From: Rusty Shackleford
Subject: string as hash key question
Date: 
Message-ID: <slrnd2uttu.qmo.rs@mwilson.umlcoop.net>
I'm new to lisp, and I'm confused by what is happening here:

    CL-USER> (let ((h (make-hash-table )))
               (setf (gethash "aaa" h) 1)
               (format t "value stored with key ~A is ~A." 
                "aaa" (gethash "aaa" h)))
    value stored with key aaa is NIL.
    NIL

    CL-USER> (let ((h (make-hash-table )))
               (setf (gethash 'aaa h) 1)
               (format t "value stored with key ~A is ~A." 
                'aaa (gethash 'aaa h)))
    value stored with key AAA is 1.
    NIL

In the first form, *something* goes wrong when I store with the key
"aaa", but when I use a symbol 'aaa in the second form, that works fine.

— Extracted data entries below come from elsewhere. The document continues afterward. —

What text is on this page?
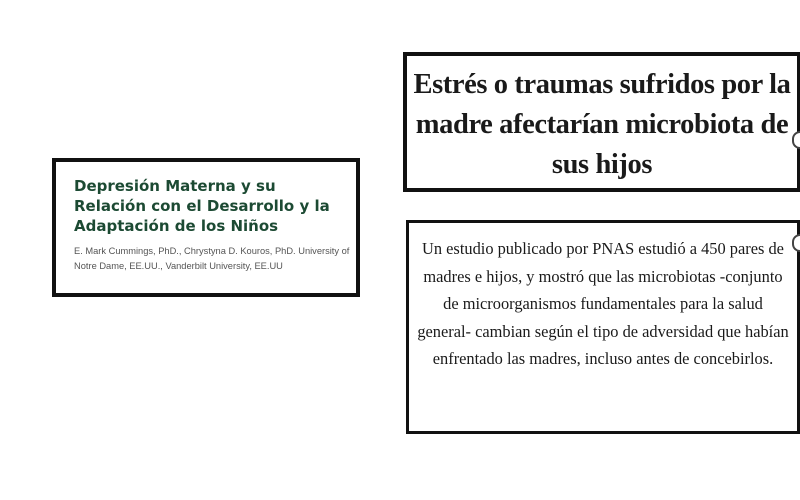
Depresión Materna y su Relación con el Desarrollo y la Adaptación de los Niños
E. Mark Cummings, PhD., Chrystyna D. Kouros, PhD. University of Notre Dame, EE.UU., Vanderbilt University, EE.UU
Estrés o traumas sufridos por la madre afectarían microbiota de sus hijos
Un estudio publicado por PNAS estudió a 450 pares de madres e hijos, y mostró que las microbiotas -conjunto de microorganismos fundamentales para la salud general- cambian según el tipo de adversidad que habían enfrentado las madres, incluso antes de concebirlos.
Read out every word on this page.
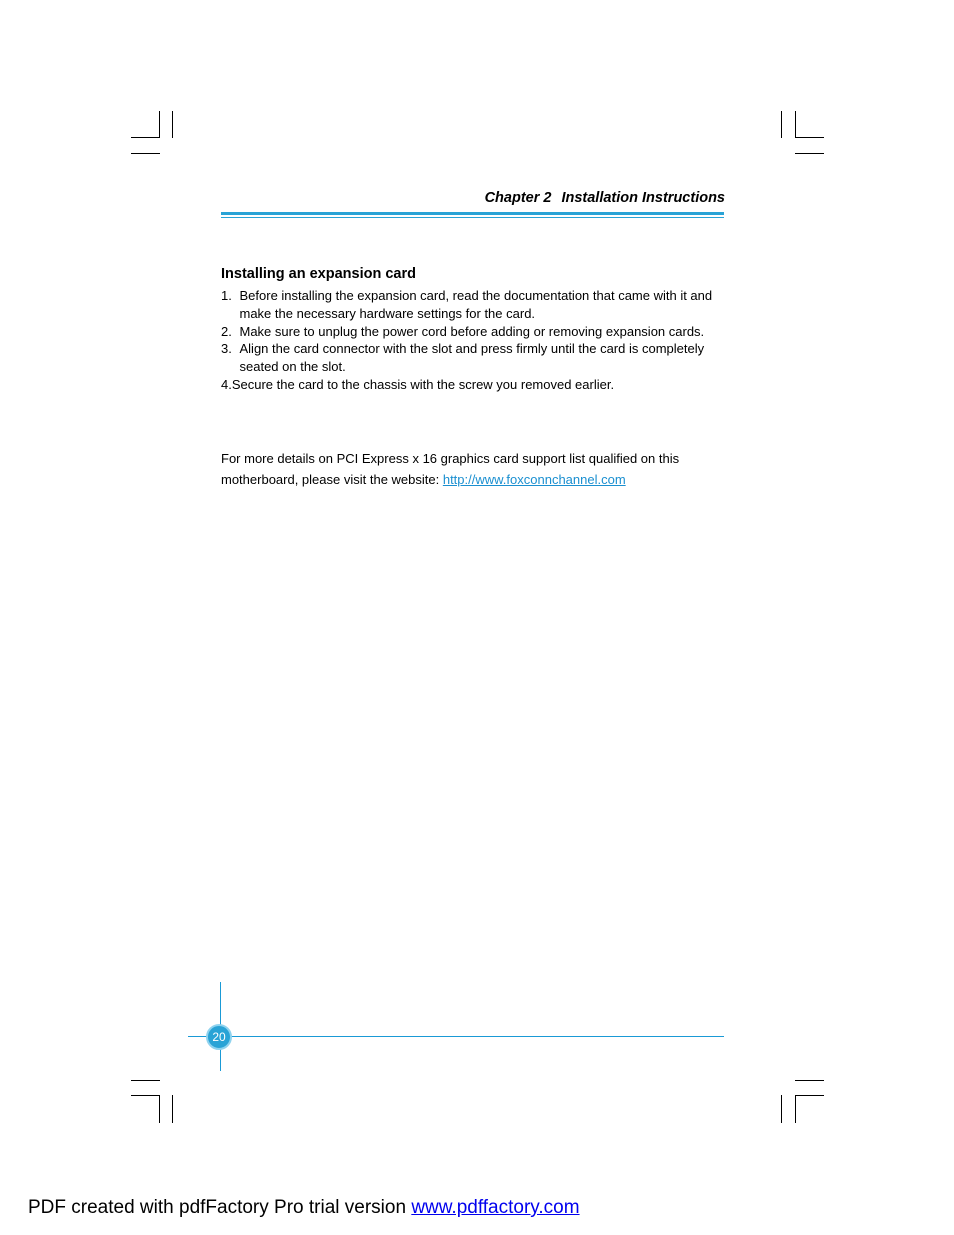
Chapter 2 Installation Instructions
Installing an expansion card
1. Before installing the expansion card, read the documentation that came with it and make the necessary hardware settings for the card.
2. Make sure to unplug the power cord before adding or removing expansion cards.
3. Align the card connector with the slot and press firmly until the card is completely seated on the slot.
4.Secure the card to the chassis with the screw you removed earlier.
For more details on PCI Express x 16 graphics card support list qualified on this motherboard, please visit the website: http://www.foxconnchannel.com
20
PDF created with pdfFactory Pro trial version www.pdffactory.com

Is it possible to use strings as hash keys?

The big picture is that I have a text file with some column data and I
want to count how many times each value appears.

For example, if the file looked like:

    aaa
    aaa
    bbb
    ccc
    aaa

I want to know that aaa appeared 3 times, and bbb and ccc each appeared
once.  My plan was that for each line, I would check to see if it
already exists in the hash.  If it did, then I would add 1 to the value
at the key.  Otherwise, I'd add a new key and set the value to 1.

But since I can't figure out how to store and retrieve values from a
hash, I'm stuck.

All commentary is welcome.  I thought I understood hashes because I used
them in Perl, but apparently I'm missing something basic here.

TIA
From: Edi Weitz
Subject: Re: string as hash key question
Date: 
Message-ID: <uvf80v2zd.fsf@agharta.de>
On Wed, 09 Mar 2005 22:25:01 GMT, Rusty Shackleford <··@natchie.mine.nu> wrote:

>     CL-USER> (let ((h (make-hash-table )))
>                (setf (gethash "aaa" h) 1)
>                (format t "value stored with key ~A is ~A." 
>                 "aaa" (gethash "aaa" h)))
>     value stored with key aaa is NIL.
>     NIL

  * (let ((h (make-hash-table :test #'equal)))
      (setf (gethash "foo" h) 1)
      (gethash "foo" h))

  1
  T

> I thought I understood hashes because I used them in Perl, but
> apparently I'm missing something basic here.

The basic difference is that in Lisp you can specify a hash test which
is used to compare two keys and decide whether they're equal - the
default (in your case above) is EQL.  In Perl you can't do this -
IIRC, hash keys are always (converted to) strings, and the test is
always the function eq.

  <http://www.gigamonkeys.com/book/collections.html>
  <http://www.lispworks.com/documentation/HyperSpec/Body/18_.htm>

Cheers,
Edi.

-- 

Lisp is not dead, it just smells funny.